I'd previously bought a bottle of Cranberry syrup to accompany some Wöllnitzer Weißbier, a Jena beer in the style of a Berlin weiss. I know you're supposed to drink them with Raspberry syrup but I couldn't find any so Cranberry it was. The syrup certainly took a bit of the edge off the sourness of this beer. Upon trying it au natural, I've seen peoples' faces turn as if they've just seen Sadako.
Being tight and not wanting to waste the rest, but unable to think any other practical use for it, I thought I'd try an experiment to see if it did anything to improve a six month old bottle of Geuze I had sitting underneath my bed in my overheated bedroom in my rabbit hutch in Munich's inner city haven of TV stars.
And so the experiment began... two glasses, one without syrup, one with, and a judge...
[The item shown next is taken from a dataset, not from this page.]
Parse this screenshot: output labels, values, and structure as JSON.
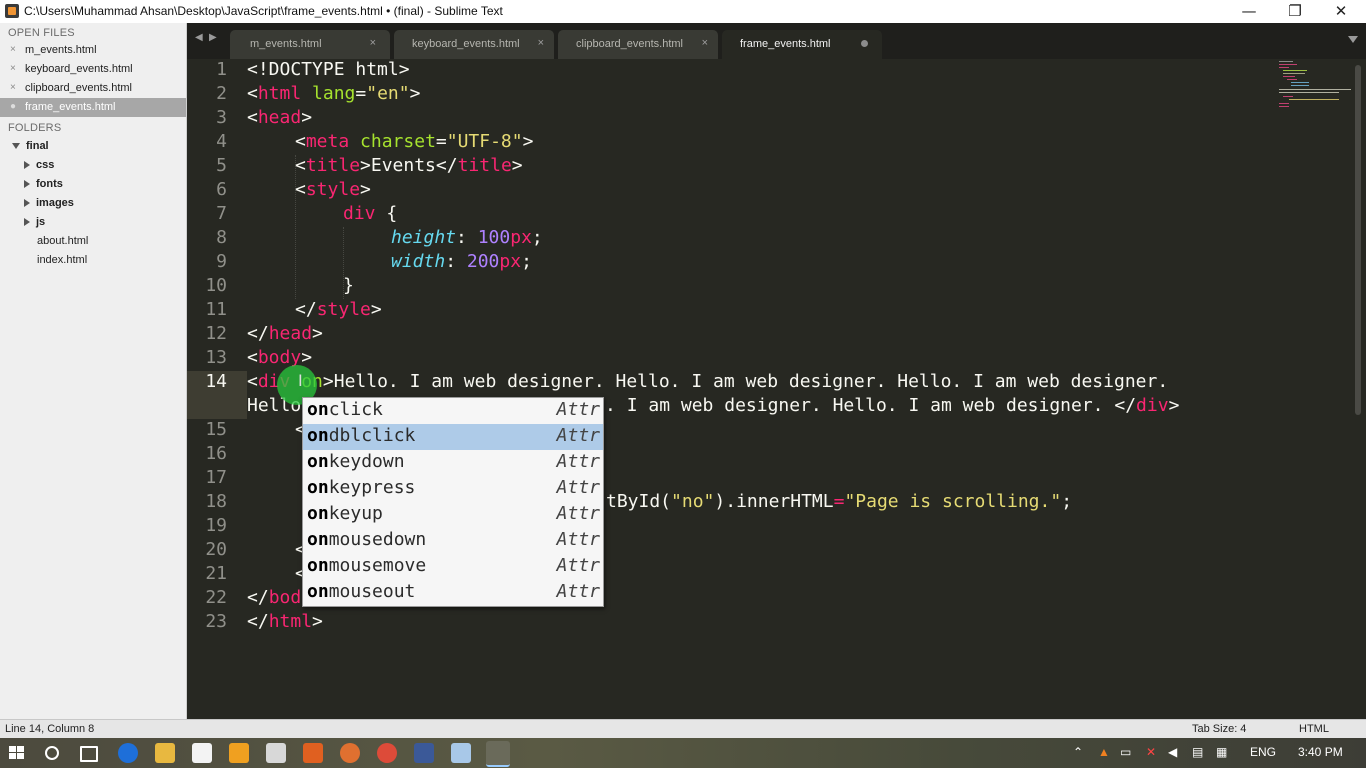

The first thing to be noticed was that the "plain" Geuze was not as sour as I remembered from the last time I'd had one from the same consignment six months ago. Whether six months under my bed was really long enough to do that to the beer I don't know; I find "beer memory" can be very misleading.
The cranberry syrup in the other one complemented the natural taste of the Geuze quite well; it added a fruity side without totally masking the sourness.
In future though I'm going to drink my Geuzes plain, but only after they've been sitting around somewhere sweaty for six months.